6. Elijah Lovejoy -(1802-1837)
An abolitionist and editor. The press he used was attacked four time and Lovejoy was killed defending it. His death was an example of violence against abolitionists

-1836 - published a full account of the lynching of an African American in St. Louis and the subsequent trial that acquitted the mob leaders, the angered locals and in July, 1836, his press was destroyed by a white mob.

- Moved to Alton, Illinois where he became an active member of the local Anti-Slavery Society. He also began editing the Alton Observer and continued to advocate the end of slavery

-"We distinctly avow it to be our settled purpose, never, while life lasts, to yield to this new system of attempting to destroy, by means of mob violence, the right of conscience, the freedom of opinion, and of the press."

-On 7th November, 1837, Lovejoy received another press from the Ohio Anti-Slavery Society. When local slave-owners heard about the arrival of the new machine, they decided to destroy it. A group of his friends attempted to protect it, but during the attack, Lovejoy was shot dead.

-1952 the Elijah Parish Lovejoy Award was established and it is given to a member of the newspaper profession who continues the Lovejoy heritage of fearlessness and freedom.

7. African Ghost Folklore - a significant element of slave culture (I honestly can't find much on this)

8. Sojourner Truth - Name used by Isabelle Baumfree, one of the best-known abolitionists of her day. She was the first black woman orator to speak out against slavery. In 1854, at the Ohio Woman's Rights Covention in Akron, Ohio, she gave her most famous speech -- with the legendary phrase, "Ain't I a Woman?

9. Gabriel Prosser - a literate enslaved blacksmith who planned to lead a large slave rebellion in the Richmond area in the summer of 1800. However, information regarding the revolt was leaked prior to its execution, thus Gabriel's plans were foiled.
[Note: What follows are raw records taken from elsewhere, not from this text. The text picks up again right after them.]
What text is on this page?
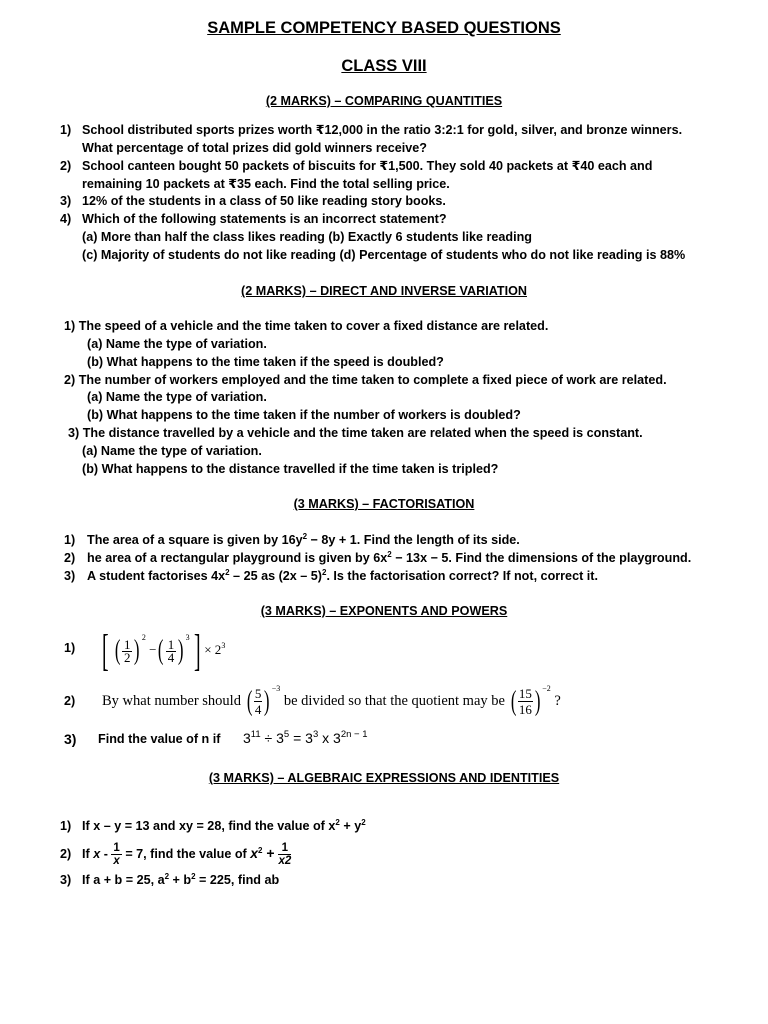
SAMPLE COMPETENCY BASED QUESTIONS
CLASS VIII
(2 MARKS) – COMPARING QUANTITIES
1) School distributed sports prizes worth ₹12,000 in the ratio 3:2:1 for gold, silver, and bronze winners.
What percentage of total prizes did gold winners receive?
2) School canteen bought 50 packets of biscuits for ₹1,500. They sold 40 packets at ₹40 each and
remaining 10 packets at ₹35 each. Find the total selling price.
3) 12% of the students in a class of 50 like reading story books.
4) Which of the following statements is an incorrect statement?
(a) More than half the class likes reading (b) Exactly 6 students like reading
(c) Majority of students do not like reading (d) Percentage of students who do not like reading is 88%
(2 MARKS) – DIRECT AND INVERSE VARIATION
1) The speed of a vehicle and the time taken to cover a fixed distance are related.
(a) Name the type of variation.
(b) What happens to the time taken if the speed is doubled?
2) The number of workers employed and the time taken to complete a fixed piece of work are related.
(a) Name the type of variation.
(b) What happens to the time taken if the number of workers is doubled?
3) The distance travelled by a vehicle and the time taken are related when the speed is constant.
(a) Name the type of variation.
(b) What happens to the distance travelled if the time taken is tripled?
(3 MARKS) – FACTORISATION
1) The area of a square is given by $16y^2 - 8y + 1$. Find the length of its side.
2) he area of a rectangular playground is given by $6x^2 - 13x - 5$. Find the dimensions of the playground.
3) A student factorises $4x^2 - 25$ as (2x – 5)$^2$. Is the factorisation correct? If not, correct it.
(3 MARKS) – EXPONENTS AND POWERS
1) [ ( $\frac{1}{2}$ ) $^2$ −( $\frac{1}{4}$ ) $^3] \times 2^3$
2) By what number should ( $\frac{5}{4}$ ) $^{-3}$ be divided so that the quotient may be ( $\frac{15}{16}$ ) $^{-2}$ ?
3) Find the value of n if $3^{11} \div 3^5 = 3^3$ x $3^{2n - 1}$
(3 MARKS) – ALGEBRAIC EXPRESSIONS AND IDENTITIES
1) If x – y = 13 and xy = 28, find the value of $x^2 + y^2$
2) If $x - \frac{1}{x} = 7$, find the value of $x^2 + \frac{1}{x2}$
3) If a + b = 25, $a^2 + b^2 = 225$, find ab
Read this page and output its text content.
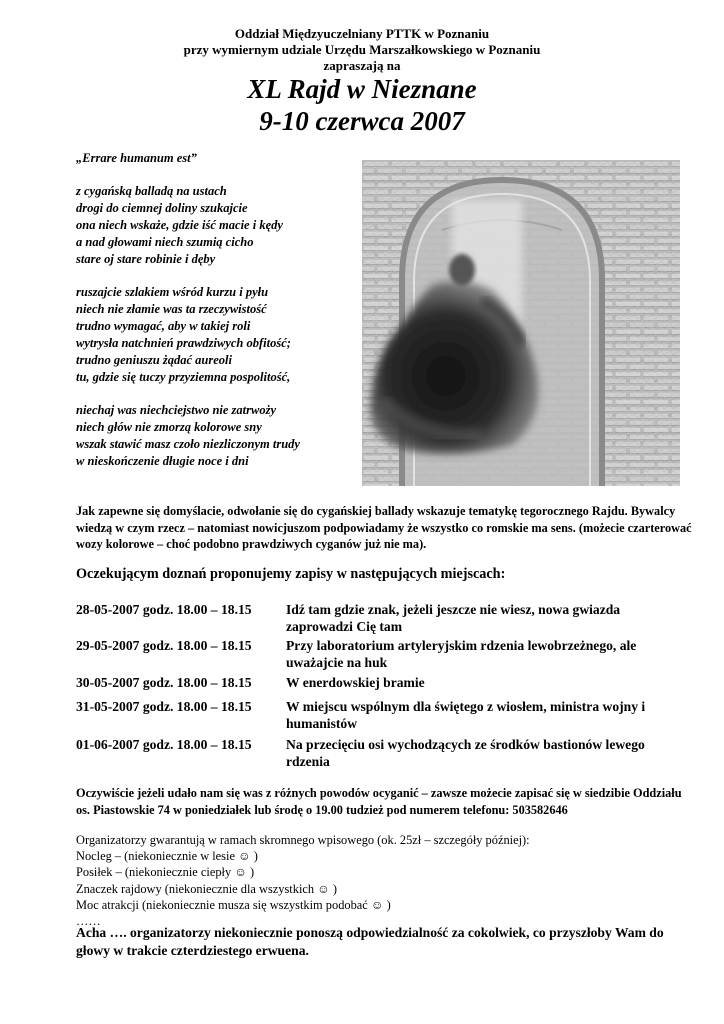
Oddział Międzyuczelniany PTTK w Poznaniu
przy wymiernym udziale Urzędu Marszałkowskiego w Poznaniu
zapraszają na
XL Rajd w Nieznane
9-10 czerwca 2007
„Errare humanum est”
z cygańską balladą na ustach
drogi do ciemnej doliny szukajcie
ona niech wskaże, gdzie iść macie i kędy
a nad głowami niech szumią cicho
stare oj stare robinie i dęby
ruszajcie szlakiem wśród kurzu i pyłu
niech nie złamie was ta rzeczywistość
trudno wymagać, aby w takiej roli
wytrysła natchnień prawdziwych obfitość;
trudno geniuszu żądać aureoli
tu, gdzie się tuczy przyziemna pospolitość,
niechaj was niechciejstwo nie zatrwoży
niech głów nie zmorzą kolorowe sny
wszak stawić masz czoło niezliczonym trudy
w nieskończenie długie noce i dni
Jak zapewne się domyślacie, odwołanie się do cygańskiej ballady wskazuje tematykę tegorocznego Rajdu. Bywalcy wiedzą w czym rzecz – natomiast nowicjuszom podpowiadamy że wszystko co romskie ma sens. (możecie czarterować wozy kolorowe – choć podobno prawdziwych cyganów już nie ma).
Oczekującym doznań proponujemy zapisy w następujących miejscach:
28-05-2007 godz. 18.00 – 18.15	Idź tam gdzie znak, jeżeli jeszcze nie wiesz, nowa gwiazda zaprowadzi Cię tam
29-05-2007 godz. 18.00 – 18.15	Przy laboratorium artyleryjskim rdzenia lewobrzeżnego, ale uważajcie na huk
30-05-2007 godz. 18.00 – 18.15	W enerdowskiej bramie
31-05-2007 godz. 18.00 – 18.15	W miejscu wspólnym dla świętego z wiosłem, ministra wojny i humanistów
01-06-2007 godz. 18.00 – 18.15	Na przecięciu osi wychodzących ze środków bastionów lewego rdzenia
Oczywiście jeżeli udało nam się was z różnych powodów ocyganić – zawsze możecie zapisać się w siedzibie Oddziału os. Piastowskie 74 w poniedziałek lub środę o 19.00 tudzież pod numerem telefonu: 503582646
Organizatorzy gwarantują w ramach skromnego wpisowego (ok. 25zł – szczegóły później):
Nocleg – (niekoniecznie w lesie ☺ )
Posiłek – (niekoniecznie ciepły ☺ )
Znaczek rajdowy (niekoniecznie dla wszystkich ☺ )
Moc atrakcji (niekoniecznie musza się wszystkim podobać ☺ )
……
Acha …. organizatorzy niekoniecznie ponoszą odpowiedzialność za cokolwiek, co przyszłoby Wam do głowy w trakcie czterdziestego erwuena.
Gabriel and twenty-five other members of the revolt were hanged. In reaction, the Virginia and other legislatures passed restrictions on free blacks, as well as the education, movement and hiring out of the enslaved.

10. Compromise of 1850 - a package of five bills, passed in September 1850, which defused a four-year confrontation between the slave states of the South and the free states of the North regarding the status of territories acquired during the Mexican-American War (1846–1848). The compromise, drafted by Whig Henry Clay and brokered by Clay and Democrat Stephen Douglas, avoided secession or civil war and reduced sectional conflict for four years.